Despite these setbacks, B2Gold has continued to increase its production levels. In 2022, the company produced over 1 million ounces of gold, a new record. B2Gold's growth is expected to continue as the company invests in new mining projects and explores new opportunities in the gold mining industry.
It is expected to post earnings per share of around $0.40 in 2023, which would mark double-digit growth from Fiscal 2022 levels. However, growth rates aren't expected to be the best in 2024, as earnings are expected to stay flat. This company does have a lot of potential. However, it still deals with operation issues that may hold earnings back.
If you can handle a higher risk/higher reward profile, B2Gold may offer the highest upside in the industry. Analysts have a one-year target in the mid $7 range, implying a 50% upside at the time of update.
Wesdome Mine (WDO.TO)
Wesdome Mines is a Canadian gold mining stock primarily located in Ontario, Canada. The company produces high-grade gold ore from its Eagle River and Mishi gold mines, focusing on sustainable and responsible mining practices.
Wesdome Mines has faced some operational issues in the past, including challenges related to water management, but has demonstrated a commitment to addressing these challenges through investments in infrastructure and technology.
Wesdome Mines is well-positioned to benefit from a strong gold market and rising investor interest in sustainable mining practices. With a solid track record of operational excellence and a commitment to responsible mining, the company is poised for continued success in the years ahead.
The company experienced a surge in price in the past, touching nearly $16.50 in May of 2022. However, it has witnessed a significant drawdown in price to just under $7 at the time of update. The company is now attractive again from a valuation standpoint.
This is a higher-risk gold opportunity in 2023, as the company is expected to continue to post a loss this year. However, investments made into its production, exploration, and expansion are expected to pay off in Fiscal 2024. Analysts expect the company to grow revenue by more than 60%, and earnings are expected to be in the $0.65 range. If it does hit these estimates, it would be trading at only 11x its expected 2024 earnings.
Along with B2Gold, this is a higher risk/higher reward play.
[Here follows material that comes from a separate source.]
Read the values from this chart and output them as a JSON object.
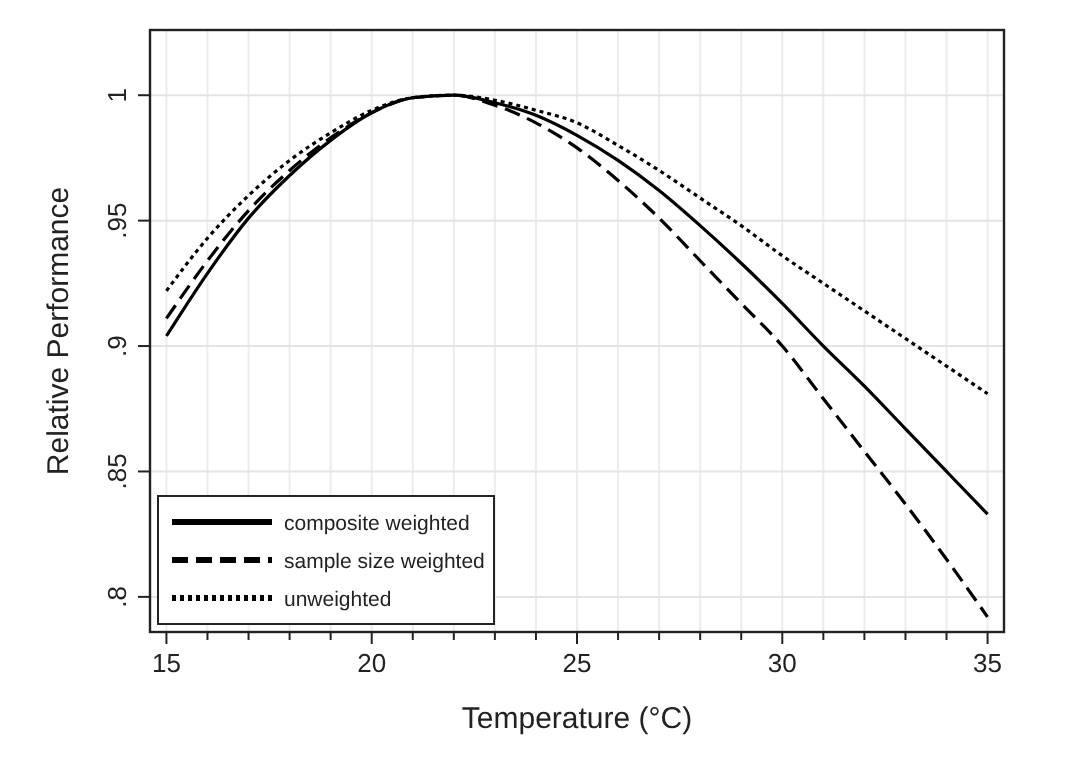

It's probably the riskiest gold stock on this list. Still, it also likely has the most upside potential over the long-term if it can continue to push out results.
1. Franco-Nevada Corporation (FNV.TO)
Franco Nevada's (TSX:FNV) recent performance has justified its position as the number one gold stock in the country. Franco Nevada's business model allowed it to outperform when the pandemic was causing mine shutdowns.
It continues to do so through the first half of 2023. It has been one of the best-performing large-cap gold stocks over the last few years and has trounced the returns of some other major players in the industry, even other royalty companies.
Why the significant outperformance? As we've discussed, Franco Nevada is a streamer, and in a bearish environment, streamers will outperform producers.
Year in and year out, Franco Nevada is a pillar of consistency. While the company's exposure to oil & gas has undoubtedly helped during oil's current bull run, it's still a gold-streaming play. Management aims to have 80% of its revenues come from precious metals.
The most significant advantage to owning a streaming company is that the high capital expenditures and operational mining costs do not saddle it. This allows the company to generate large cash flows.
While many gold stocks are now re-introducing dividends or have re-established themselves as dividend growth stocks, Franco-Nevada is the industry's most reliable dividend growth stock.
It was the only one to maintain its growth streak during the last bear market and is a Canadian Dividend Aristocrat, having raised dividends for 15 straight years.
Reliability is key in this sector, and Franco Nevada is as reliable as it gets.